Glass Noodle Stir Fry With Crab Soy Free Fresh Prepared Asian Fried Salted Crabs On Glnoodles

Tuesday, February 19th 2019. | Pasta

Glass Noodle Stir Fry With Crab Soy Free  Fresh Prepared Asian Fried Salted Crabs On Glnoodles Pasta

PASTA SECRET #1: ATTITUDE Attitude is the most important aspect. We should give the greatest attention and focus to our cooking and not get distracted by other things. PASTA SECRET #2: THE WATER THE POT AND THE SALT To cook pasta we need only four things: good attitude good water good salt and good pasta. Always use a large and deep pot. No shallow or small pan for boiling pasta. The best ones are those wonderful stainless steel beauties with a very thick bottom. Puts lots of water to boil. Even if you are going to cook just for yourself a quick "spaghettata" always use at least 1 quart of water. You need 1 quarter for each 100 gr of pasta. If the water from your sink taste too much of chlorine you may want to buy a good filtration system for your kitchen. It is worth it! Regarding the salt you need 10 grams per each quarter of water in the pot. Always salt the cooking water. If salt must be eliminated for health reasons then maybe you should stick to rice for the time being. Salt is a must.

You need to buy rock sea salt possibly harvested from the Mediterranean sea. PASTA SECRET #3: PASTA BUT ONLY THE RIGHT ONE! Pasta of course must need to be made only with 100% Durum Semolina but that is not enough. The serious pasta lover distinguishes pasta from pasta. Buy only imported Italian pasta and make sure it is made in Italy (the pasta package could say "Imported from Italy" but actually made somewhere else). Do not trust huge companies like Barilla that actually make their pasta locally. Their quality is not the same. Also do not trust a packaged pasta just because it has an Italian name. Check that the package reads "Made in Italy". Use the best pasta available. I recommend you look for Italian favourites like De Cecco or Voiello that you can find at your local grocery store or supermarket.

Specifically well salted boiling water. How much water depends on how much pasta you are cooking. Plenty of water is best but even if you are limited to a small pan do not fret all your pasta needs is salted boiling water. In a perfect world a large oversized pot would be best. But if you are cooking lets say a pound of pasta for a group to enjoy even an eight cup/two quart pan will do just fine. Yes eight cups or two quarts of water will do the trick for a pound of pasta. Bring the water to the highest boil you can and leave it at that temperature. Add enough salt (I recommend sea salt for both flavor and mineral content) so that you can just taste it in the water. Too much salt is as bad as too little salt.

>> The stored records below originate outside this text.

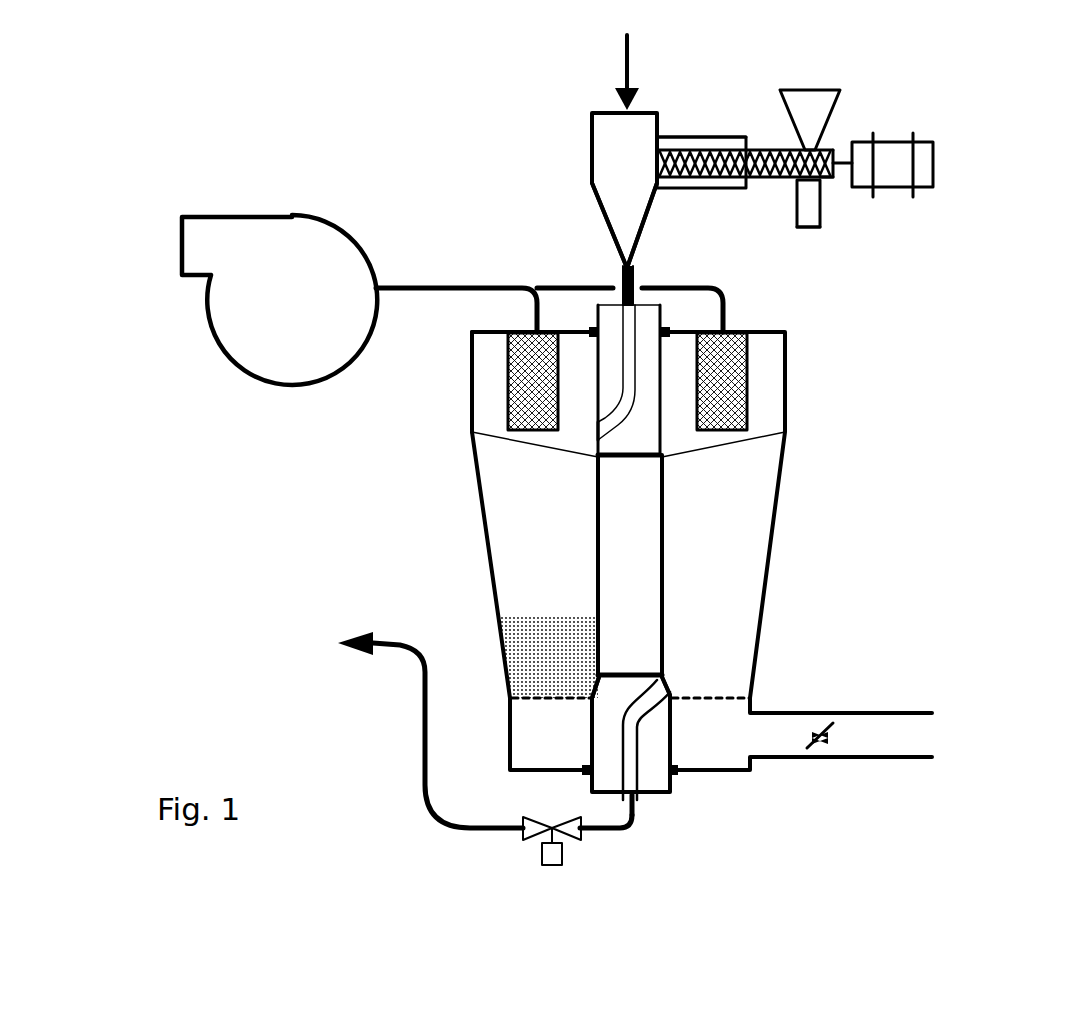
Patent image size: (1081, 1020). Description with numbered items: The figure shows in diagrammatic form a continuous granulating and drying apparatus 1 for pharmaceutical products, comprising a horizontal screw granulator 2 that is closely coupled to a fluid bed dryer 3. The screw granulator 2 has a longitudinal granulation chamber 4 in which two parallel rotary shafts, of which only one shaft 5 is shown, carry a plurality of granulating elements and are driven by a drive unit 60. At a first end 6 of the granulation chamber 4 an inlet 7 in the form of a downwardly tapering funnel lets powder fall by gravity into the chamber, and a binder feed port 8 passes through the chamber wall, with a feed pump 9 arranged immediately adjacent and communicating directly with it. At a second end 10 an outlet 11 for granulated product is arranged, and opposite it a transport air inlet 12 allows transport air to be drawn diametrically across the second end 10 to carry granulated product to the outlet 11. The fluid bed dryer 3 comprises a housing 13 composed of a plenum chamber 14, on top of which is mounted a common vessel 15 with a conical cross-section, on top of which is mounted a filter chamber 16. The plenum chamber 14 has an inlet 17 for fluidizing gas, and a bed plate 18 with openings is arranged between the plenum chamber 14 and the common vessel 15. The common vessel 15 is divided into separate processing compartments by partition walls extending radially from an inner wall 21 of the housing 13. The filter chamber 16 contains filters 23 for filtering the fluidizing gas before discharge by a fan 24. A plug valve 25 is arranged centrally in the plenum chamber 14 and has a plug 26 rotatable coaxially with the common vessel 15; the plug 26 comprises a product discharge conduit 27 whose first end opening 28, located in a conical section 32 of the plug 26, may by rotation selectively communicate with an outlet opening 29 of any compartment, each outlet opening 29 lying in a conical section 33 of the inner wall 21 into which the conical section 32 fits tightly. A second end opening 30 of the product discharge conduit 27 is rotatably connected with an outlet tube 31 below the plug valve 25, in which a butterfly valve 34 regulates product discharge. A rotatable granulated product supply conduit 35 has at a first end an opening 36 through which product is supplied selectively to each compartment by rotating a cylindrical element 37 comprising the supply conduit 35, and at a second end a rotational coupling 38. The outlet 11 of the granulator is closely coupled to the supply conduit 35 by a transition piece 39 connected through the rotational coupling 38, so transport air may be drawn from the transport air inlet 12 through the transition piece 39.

The continuous granulating and drying apparatus 1 is at (938, 363).
The screw granulator 2 is at (876, 219).
The fluid bed dryer 3 is at (408, 530).
The granulation chamber 4 is at (763, 180).
The rotary shaft 5 is at (768, 150).
The first end 6 is at (833, 180).
The inlet 7 is at (828, 88).
The binder feed port 8 is at (797, 180).
The feed pump 9 is at (818, 227).
The second end 10 is at (670, 148).
The outlet 11 is at (627, 185).
The transport air inlet 12 is at (600, 112).
The housing 13 is at (782, 485).
The plenum chamber 14 is at (510, 735).
The common vessel 15 is at (490, 583).
The filter chamber 16 is at (473, 397).
The inlet 17 is at (878, 713).
The bed plate 18 is at (700, 697).
The inner wall 21 is at (597, 547).
The filter 23 is at (740, 382).
The fan 24 is at (318, 324).
The plug valve 25 is at (677, 790).
The plug 26 is at (607, 722).
The product discharge conduit 27 is at (623, 755).
The first end opening 28 is at (667, 690).
The outlet opening 29 is at (670, 695).
The second end opening 30 is at (640, 795).
The outlet tube 31 is at (475, 833).
The conical section 32 is at (605, 685).
The conical section 33 is at (590, 683).
The butterfly valve 34 is at (565, 845).
The granulated product supply conduit 35 is at (620, 413).
The opening 36 is at (600, 433).
The cylindrical element 37 is at (648, 318).
The rotational coupling 38 is at (620, 302).
The transition piece 39 is at (617, 213).
The drive unit 60 is at (892, 138).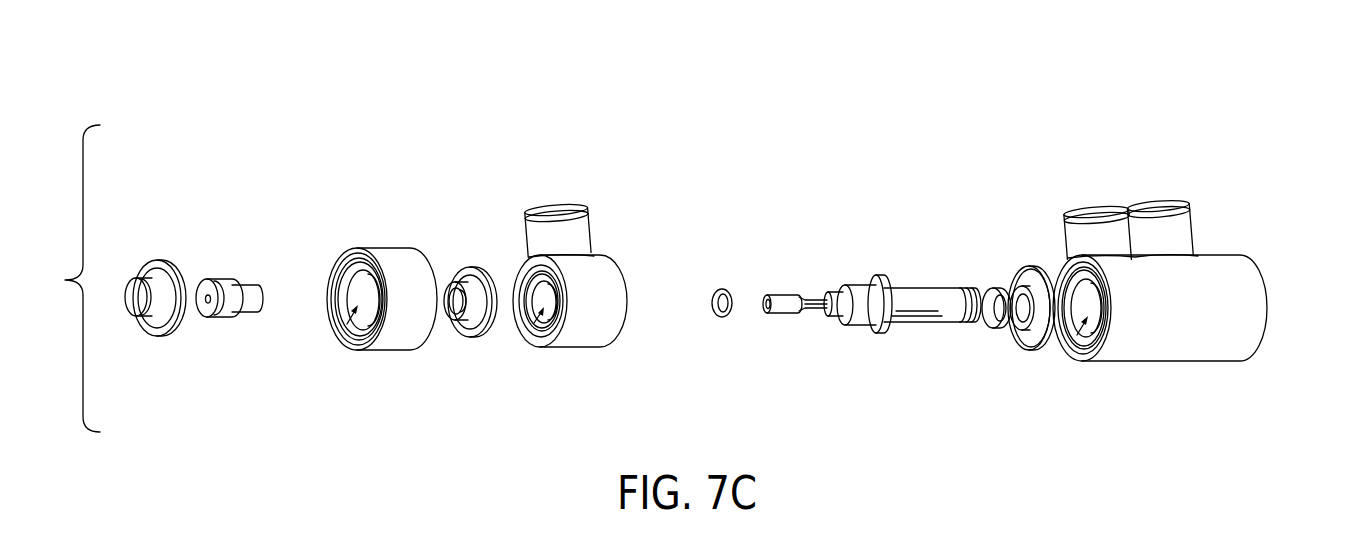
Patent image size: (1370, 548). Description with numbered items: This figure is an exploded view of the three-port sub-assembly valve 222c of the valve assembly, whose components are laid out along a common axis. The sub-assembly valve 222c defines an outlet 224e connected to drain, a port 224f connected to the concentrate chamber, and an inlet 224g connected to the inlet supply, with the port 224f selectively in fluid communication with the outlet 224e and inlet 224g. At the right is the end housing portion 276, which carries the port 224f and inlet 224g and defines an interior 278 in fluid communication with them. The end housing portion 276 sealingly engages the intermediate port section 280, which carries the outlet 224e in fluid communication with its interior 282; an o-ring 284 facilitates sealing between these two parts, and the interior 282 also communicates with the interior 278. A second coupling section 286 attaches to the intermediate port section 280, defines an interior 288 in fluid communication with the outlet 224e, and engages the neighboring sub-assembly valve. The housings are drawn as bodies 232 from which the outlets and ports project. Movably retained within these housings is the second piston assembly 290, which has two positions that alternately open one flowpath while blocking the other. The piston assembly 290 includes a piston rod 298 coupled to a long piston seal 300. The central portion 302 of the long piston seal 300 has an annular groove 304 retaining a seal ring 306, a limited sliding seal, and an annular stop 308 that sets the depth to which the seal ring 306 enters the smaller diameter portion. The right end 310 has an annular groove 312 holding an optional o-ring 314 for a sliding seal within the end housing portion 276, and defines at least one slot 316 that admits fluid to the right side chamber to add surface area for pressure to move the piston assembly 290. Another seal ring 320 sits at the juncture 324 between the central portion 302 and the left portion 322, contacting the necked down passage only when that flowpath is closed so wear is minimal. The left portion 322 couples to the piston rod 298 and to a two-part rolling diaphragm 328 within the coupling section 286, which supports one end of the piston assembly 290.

The third sub-assembly valve 222c is at (810, 106).
The outlet 224e is at (575, 205).
The port 224f is at (1090, 203).
The inlet 224g is at (1168, 197).
The body 232 is at (814, 276).
The end housing portion 276 is at (1177, 267).
The interior 278 is at (1077, 342).
The intermediate port section 280 is at (589, 259).
The interior 282 is at (533, 325).
The o-ring 284 is at (1029, 297).
The second coupling section 286 is at (377, 286).
The interior 288 is at (340, 334).
The second piston assembly 290 is at (904, 294).
The piston rod 298 is at (218, 278).
The long piston seal 300 is at (778, 315).
The central portion 302 is at (866, 314).
The annular groove 304 is at (926, 303).
The seal ring 306 is at (992, 328).
The annular stop 308 is at (865, 278).
The right end 310 is at (940, 306).
The annular groove 312 is at (962, 288).
The o-ring 314 is at (1027, 338).
The slot 316 is at (930, 322).
The seal ring 320 is at (720, 289).
The left portion 322 is at (790, 299).
The juncture 324 is at (841, 320).
The two-part rolling diaphragm 328 is at (152, 340).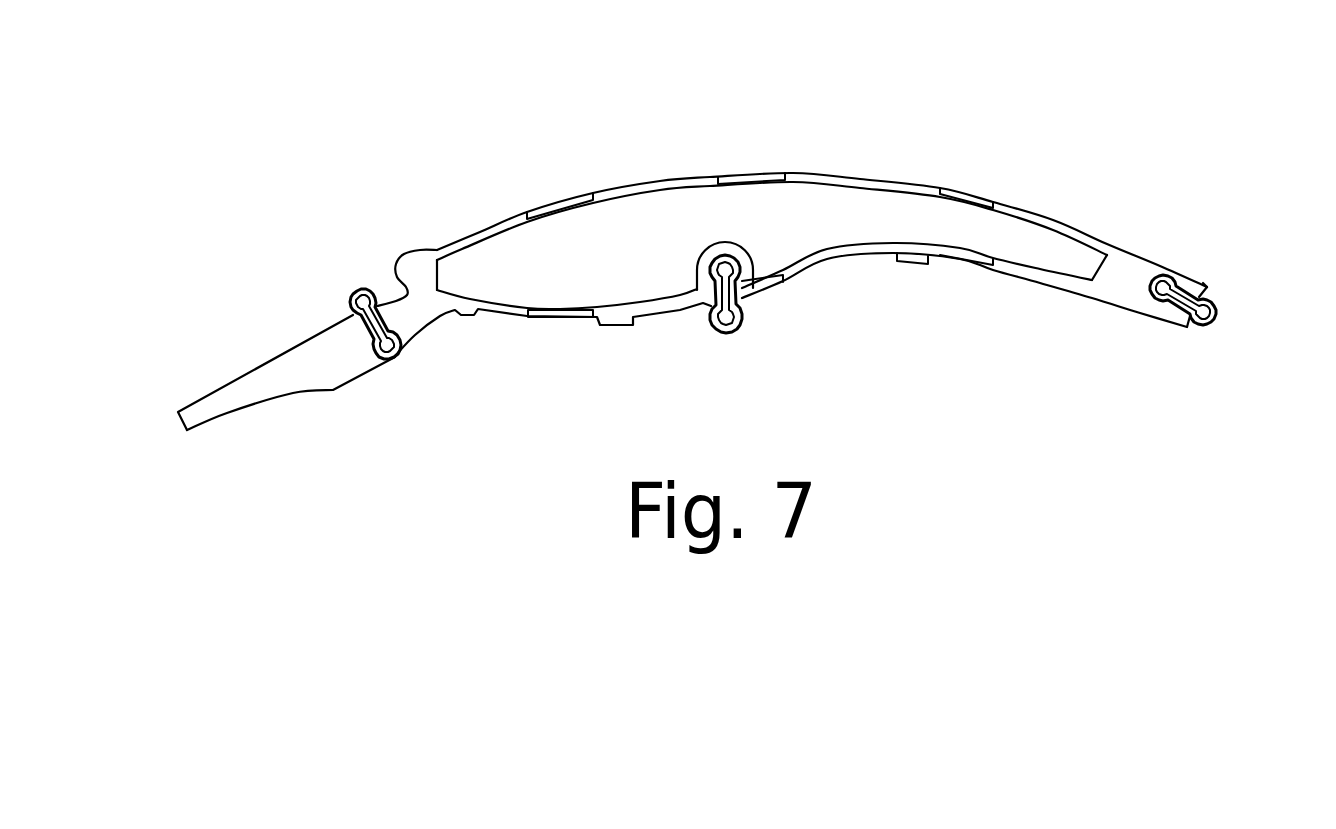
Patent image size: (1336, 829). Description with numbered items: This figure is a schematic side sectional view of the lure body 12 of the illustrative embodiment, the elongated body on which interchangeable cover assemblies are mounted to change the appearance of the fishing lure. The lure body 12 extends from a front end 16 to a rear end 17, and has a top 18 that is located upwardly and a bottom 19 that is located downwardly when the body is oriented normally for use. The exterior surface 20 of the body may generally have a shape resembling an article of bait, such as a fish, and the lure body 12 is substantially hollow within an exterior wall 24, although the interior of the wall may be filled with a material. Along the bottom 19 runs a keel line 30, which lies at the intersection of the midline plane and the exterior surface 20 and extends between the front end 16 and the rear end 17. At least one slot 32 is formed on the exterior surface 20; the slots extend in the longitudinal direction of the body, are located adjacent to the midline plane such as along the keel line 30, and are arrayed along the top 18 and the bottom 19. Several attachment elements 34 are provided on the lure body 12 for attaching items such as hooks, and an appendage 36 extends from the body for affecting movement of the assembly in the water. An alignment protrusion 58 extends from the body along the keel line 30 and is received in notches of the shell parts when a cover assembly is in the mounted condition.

The lure body 12 is at (822, 170).
The front end 16 is at (338, 199).
The rear end 17 is at (1264, 235).
The top 18 is at (772, 146).
The bottom 19 is at (964, 325).
The exterior surface 20 is at (1130, 207).
The exterior wall 24 is at (773, 108).
The keel line 30 is at (574, 325).
The slot 32 is at (760, 235).
The attachment element 34 is at (768, 333).
The appendage 36 is at (281, 417).
The alignment protrusion 58 is at (880, 327).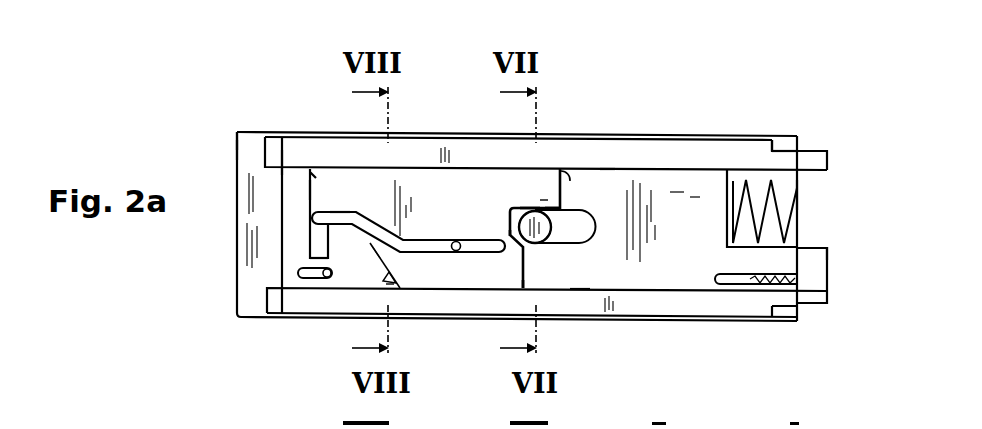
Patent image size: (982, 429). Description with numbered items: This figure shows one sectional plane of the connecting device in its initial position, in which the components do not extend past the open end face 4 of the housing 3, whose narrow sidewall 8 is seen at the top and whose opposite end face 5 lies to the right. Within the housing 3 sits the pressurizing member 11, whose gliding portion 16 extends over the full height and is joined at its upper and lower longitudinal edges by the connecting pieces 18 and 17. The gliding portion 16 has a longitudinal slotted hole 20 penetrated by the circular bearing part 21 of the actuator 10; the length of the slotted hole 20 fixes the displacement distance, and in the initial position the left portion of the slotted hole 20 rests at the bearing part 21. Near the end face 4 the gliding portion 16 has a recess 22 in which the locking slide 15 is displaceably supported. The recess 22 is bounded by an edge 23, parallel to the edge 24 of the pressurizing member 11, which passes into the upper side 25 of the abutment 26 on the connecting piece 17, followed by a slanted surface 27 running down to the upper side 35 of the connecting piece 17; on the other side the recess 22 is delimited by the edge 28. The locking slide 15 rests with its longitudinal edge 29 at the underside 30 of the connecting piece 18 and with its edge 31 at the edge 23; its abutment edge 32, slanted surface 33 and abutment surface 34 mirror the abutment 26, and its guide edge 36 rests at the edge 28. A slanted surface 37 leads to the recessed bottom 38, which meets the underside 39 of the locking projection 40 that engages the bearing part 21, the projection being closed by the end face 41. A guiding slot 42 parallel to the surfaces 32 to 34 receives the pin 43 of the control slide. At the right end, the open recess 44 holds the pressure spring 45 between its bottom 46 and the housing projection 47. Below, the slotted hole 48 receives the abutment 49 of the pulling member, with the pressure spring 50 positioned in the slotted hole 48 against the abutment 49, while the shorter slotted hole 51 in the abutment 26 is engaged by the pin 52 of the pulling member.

The housing 3 is at (641, 126).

Once the water is boiling fiercely add the pasta and stir it briskly in the pan until it comes to a boil once again. Here is an old professional pasta cooking trick for when you are cooking any type of spaghetti or long pasta. Break the pasta in half before dropping it into the pan. Not only will it fit perfectly but it will cook evenly. You are not waiting for the pasta to cook and bend itself into the pan which can take over a minute. Your pasta will have the same perfect Al Dente (firm slightly hard slightly crunchy) texture all the way through. In addition it is Much Easier to eat. It also takes on sauces much better than foot long plus pasta. Most pasta packages recommend that you cook the pasta for a certain number of minutes.